The company used those funds to manufacture several iterations of pilot cells and modules. Solar Inventions also received independent third-party confirmation of the technology in testing from CFV Labs, the National Renewable Energy Laboratory, and Sandia National Laboratory. The C3 technology was tested, and the silver savings confirmed, on monocrystalline PERC, HJT (heterojunction), n-type, half-cells, and bifacial cells, according to the company.
Damiani said a key aspect of the C3 technology is its ability to increase the power output from solar panels, and the cell-to-module ratio. “We do it by raising the voltage, which is the most robust way to increase the power from a panel,” he told POWER. Damiani said the current “is directly related to how much light is falling on the panel. The voltage that the cell pumps out is dictated by the cell efficiency, and we improve the cell voltage potential so that it doesn’t matter whether it’s in low light or high light, it gets higher voltage.”

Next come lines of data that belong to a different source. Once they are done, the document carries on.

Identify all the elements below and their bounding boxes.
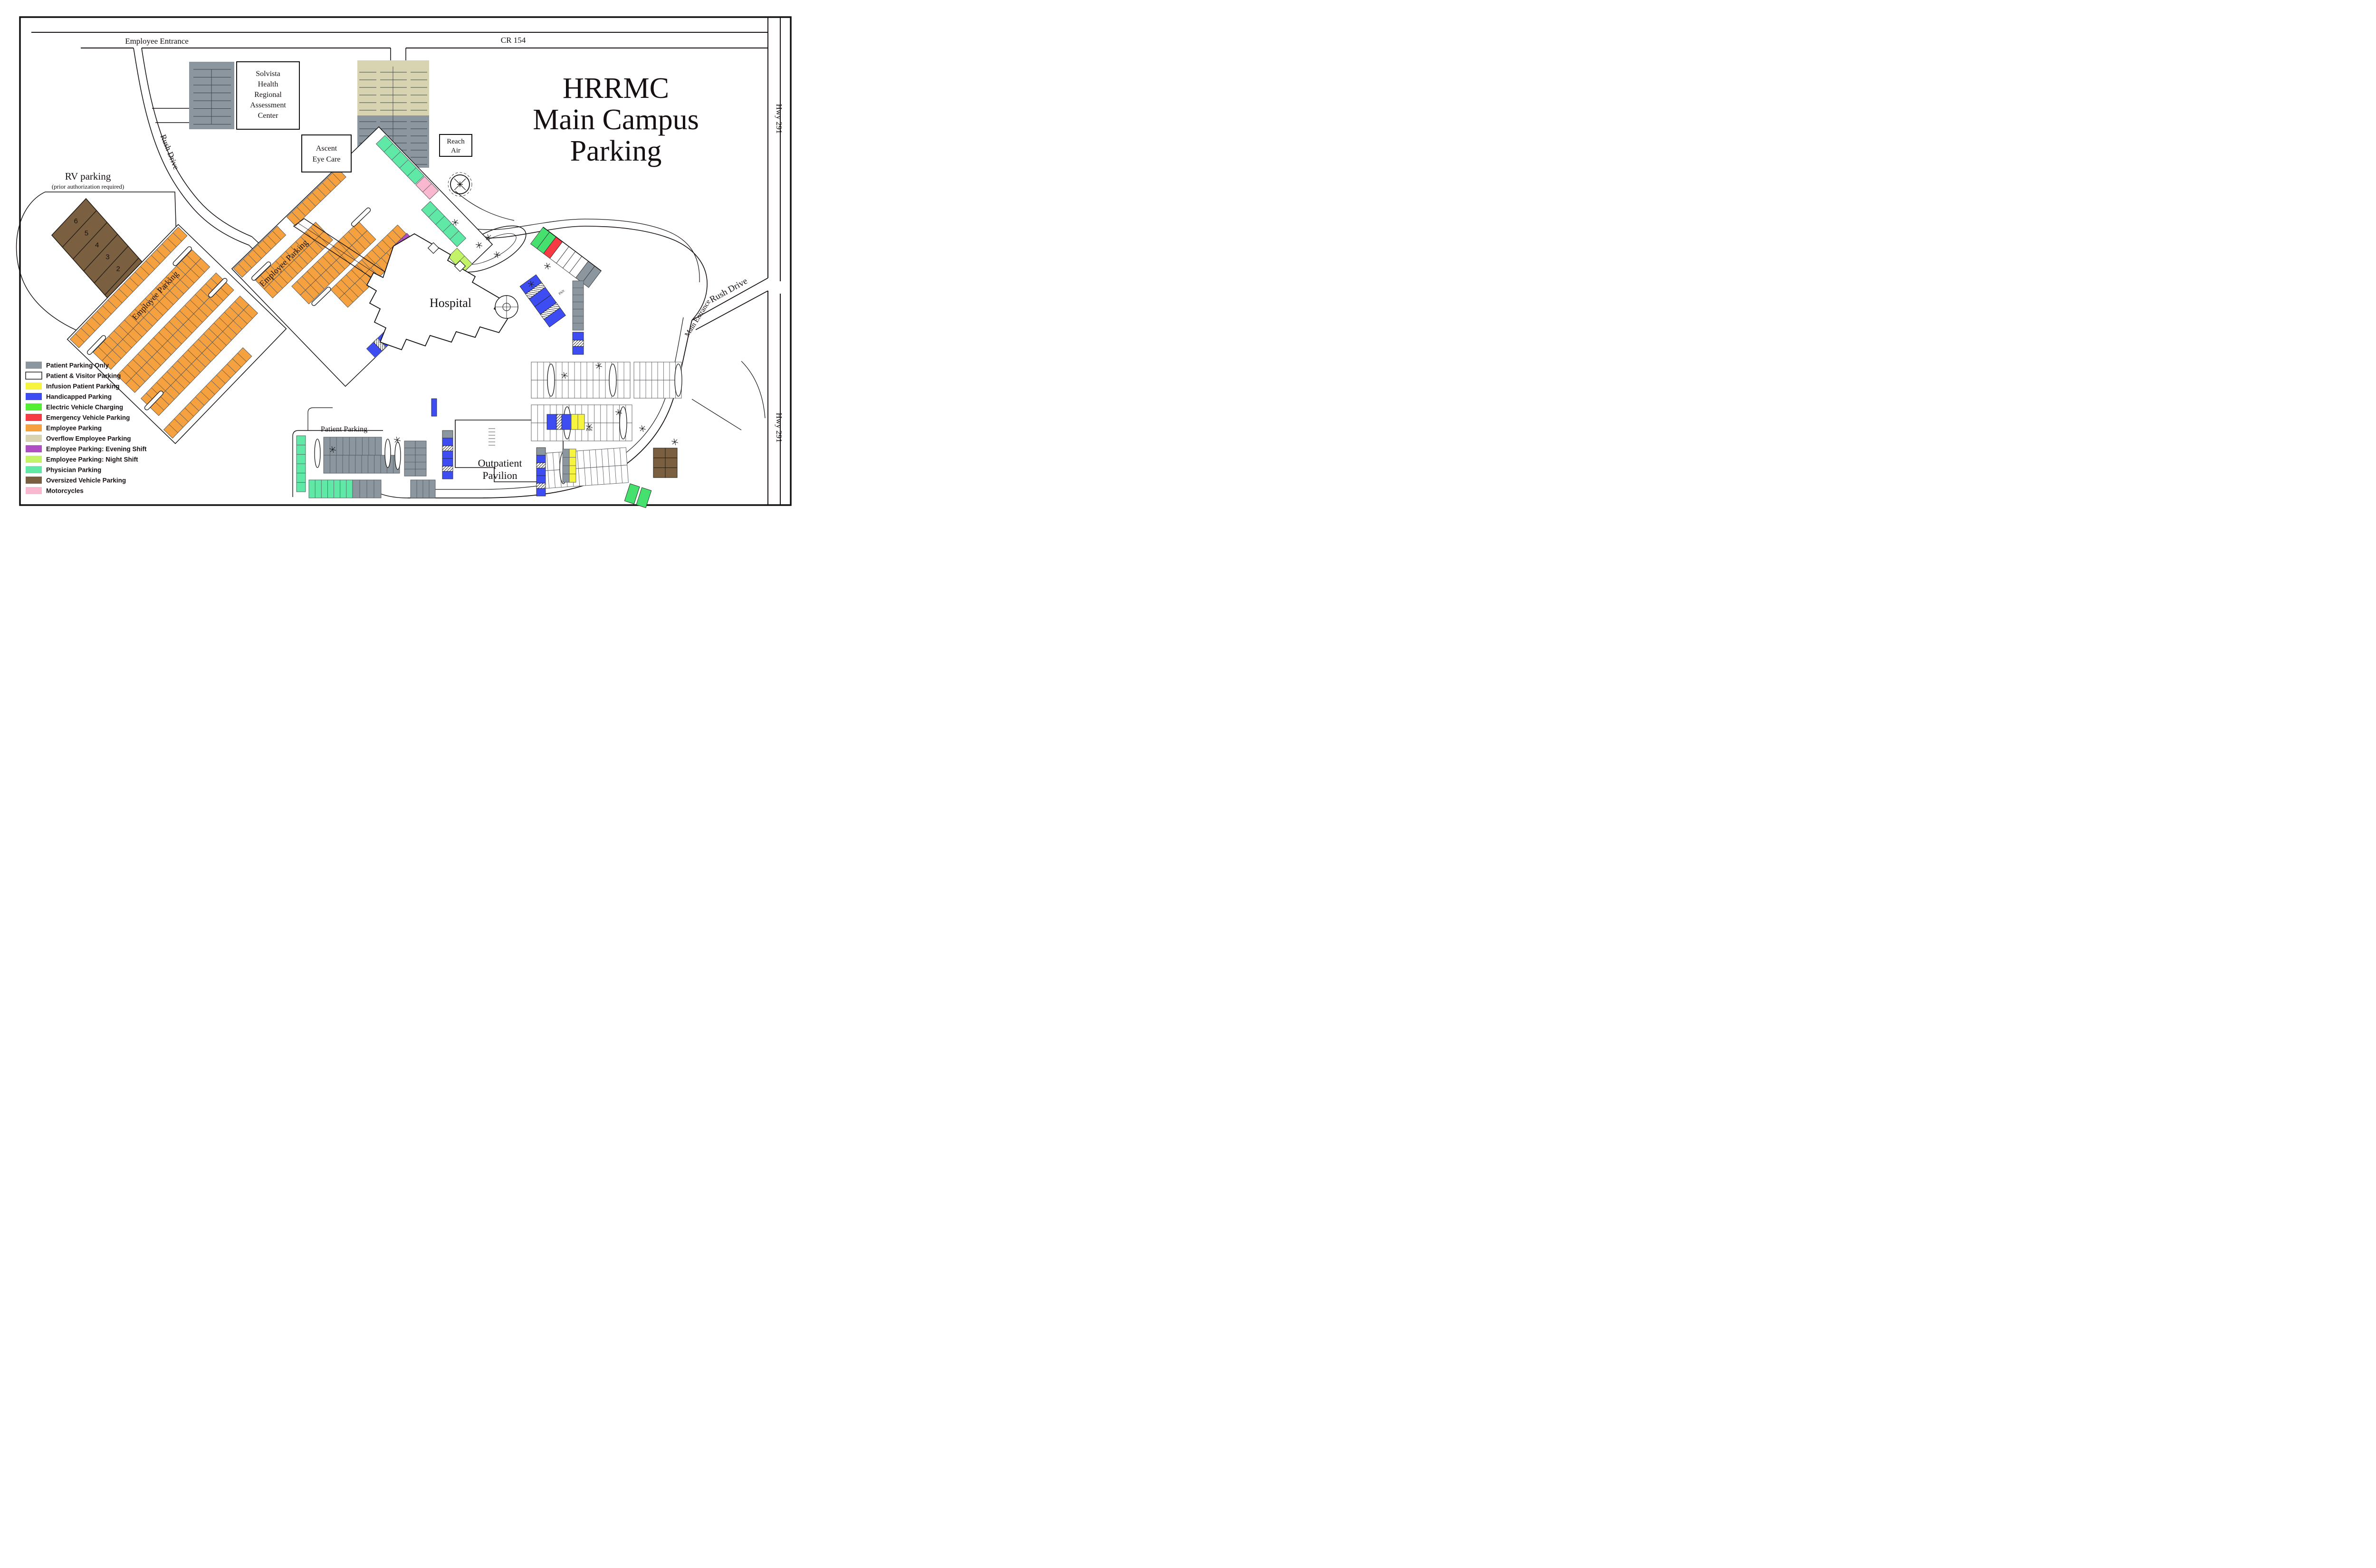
legend-label: Infusion Patient Parking bbox=[46, 383, 120, 390]
solvista-line: Assessment bbox=[250, 101, 286, 109]
oversized-vehicle-block bbox=[653, 448, 677, 478]
legend-swatch bbox=[26, 393, 42, 400]
pan-marker-south: PAN bbox=[586, 428, 592, 432]
map-title-line3: Parking bbox=[570, 135, 662, 167]
legend-item: Infusion Patient Parking bbox=[26, 382, 120, 390]
legend-swatch bbox=[26, 362, 42, 369]
legend-swatch bbox=[26, 382, 42, 390]
legend-swatch bbox=[26, 403, 42, 411]
legend-label: Employee Parking bbox=[46, 425, 102, 432]
legend-label: Motorcycles bbox=[46, 488, 84, 495]
legend-item: Motorcycles bbox=[26, 487, 84, 495]
legend-label: Employee Parking: Evening Shift bbox=[46, 446, 147, 453]
ascent-line: Ascent bbox=[316, 144, 337, 153]
rv-spot-number: 4 bbox=[95, 241, 99, 249]
legend-swatch bbox=[26, 456, 42, 463]
solvista-line: Center bbox=[258, 112, 278, 120]
reach-air-label-box: Reach Air bbox=[440, 134, 472, 156]
legend-item: Emergency Vehicle Parking bbox=[26, 414, 130, 421]
reach-air-line: Reach bbox=[447, 138, 465, 145]
legend-item: Oversized Vehicle Parking bbox=[26, 477, 126, 484]
legend-label: Patient & Visitor Parking bbox=[46, 373, 121, 380]
legend-swatch bbox=[26, 435, 42, 442]
legend-item: Employee Parking bbox=[26, 424, 102, 432]
legend-swatch bbox=[26, 414, 42, 421]
legend-swatch bbox=[26, 445, 42, 452]
cr154-label: CR 154 bbox=[501, 36, 526, 45]
rv-spot-number: 3 bbox=[105, 253, 109, 261]
rv-parking-title: RV parking bbox=[65, 171, 111, 182]
legend-item: Physician Parking bbox=[26, 466, 101, 474]
ascent-label-box: Ascent Eye Care bbox=[302, 135, 351, 172]
legend-swatch bbox=[26, 466, 42, 473]
legend-swatch bbox=[26, 424, 42, 431]
reach-air-line: Air bbox=[451, 147, 460, 154]
legend-item: Patient Parking Only bbox=[26, 362, 109, 369]
legend-item: Patient & Visitor Parking bbox=[26, 372, 121, 380]
legend-label: Handicapped Parking bbox=[46, 393, 112, 401]
outpatient-label-line2: Pavilion bbox=[482, 469, 517, 481]
solvista-line: Solvista bbox=[256, 70, 280, 78]
legend-swatch bbox=[26, 477, 42, 484]
legend-label: Patient Parking Only bbox=[46, 362, 109, 369]
legend-item: Handicapped Parking bbox=[26, 393, 112, 401]
solvista-parking-lot bbox=[189, 62, 234, 129]
rv-parking-subtitle: (prior authorization required) bbox=[52, 183, 124, 190]
solvista-label-box: Solvista Health Regional Assessment Cent… bbox=[237, 62, 299, 129]
hospital-label: Hospital bbox=[430, 296, 471, 310]
employee-entrance-label: Employee Entrance bbox=[125, 37, 189, 46]
outpatient-label-line1: Outpatient bbox=[478, 457, 522, 469]
legend-label: Oversized Vehicle Parking bbox=[46, 477, 126, 484]
map-title-line2: Main Campus bbox=[533, 104, 699, 136]
legend-item: Overflow Employee Parking bbox=[26, 435, 131, 442]
legend-swatch bbox=[26, 487, 42, 494]
legend-item: Electric Vehicle Charging bbox=[26, 403, 123, 411]
hwy291-label-bottom: Hwy 291 bbox=[775, 413, 784, 443]
legend-label: Electric Vehicle Charging bbox=[46, 404, 123, 411]
rv-spot-number: 5 bbox=[85, 229, 88, 237]
map-title-line1: HRRMC bbox=[563, 72, 669, 105]
solvista-line: Health bbox=[258, 80, 278, 88]
legend-label: Overflow Employee Parking bbox=[46, 435, 131, 442]
hrrmc-campus-map: 654321 HRRMC Main Campus Parking Employe… bbox=[0, 0, 808, 523]
rv-spot-number: 2 bbox=[116, 265, 120, 273]
legend-label: Physician Parking bbox=[46, 467, 101, 474]
solvista-line: Regional bbox=[254, 91, 282, 99]
rv-spot-number: 6 bbox=[74, 217, 78, 225]
ascent-line: Eye Care bbox=[312, 155, 340, 163]
map-canvas: 654321 HRRMC Main Campus Parking Employe… bbox=[0, 0, 808, 523]
legend-swatch bbox=[26, 372, 42, 379]
patient-strip-east bbox=[573, 281, 584, 354]
legend-label: Emergency Vehicle Parking bbox=[46, 414, 130, 421]
hwy291-label-top: Hwy 291 bbox=[775, 104, 784, 134]
patient-parking-label: Patient Parking bbox=[321, 425, 367, 433]
legend-label: Employee Parking: Night Shift bbox=[46, 456, 138, 463]
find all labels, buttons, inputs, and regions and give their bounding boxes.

Damiani said C3 is an important upgrade to solar technology because “the benefits are similar to half-cells, also a major solar industry trend, but without requiring cells to be physically broken and rewired. As the industry continues to trend towards large wafer sizes, our C3 technology actually has an even bigger impact. The added flexibility of the subcell architecture allows for new ways to limit the negative impact of power loss due to higher electrical current, which is directly related to the size of the wafer inside a solar module.”
The first order for C3 cells was from Cherry Street Energy, a Georgia-based renewable energy provider serving the U.S. Southeast. The order was for a rooftop solar installation at the Creature Comforts Brewery in Athens, Georgia. Cherry Street also ordered C3-powered panels “for some municipal and university installations,” Damiani said. “We’re now talking to a major manufacturer in each region—the Americas, Europe, Asia, India, China, and Korea.”
“It’s exciting to see something brand new like C3,” said Abasifreke (Aba) Ebong, professor and director of the Graduate Program in Electrical and Computer Engineering at the University of North Carolina at Charlotte. “The resistively bounded subcells in C3 have the promise to spawn a whole family of new innovations.”
Bill LaFontaine, general manager of IP for IBM, and a member of the advisory board for Solar Inventions, said, “For such a widely used product as a solar cell, it is unusual to see brand new ideas like this.”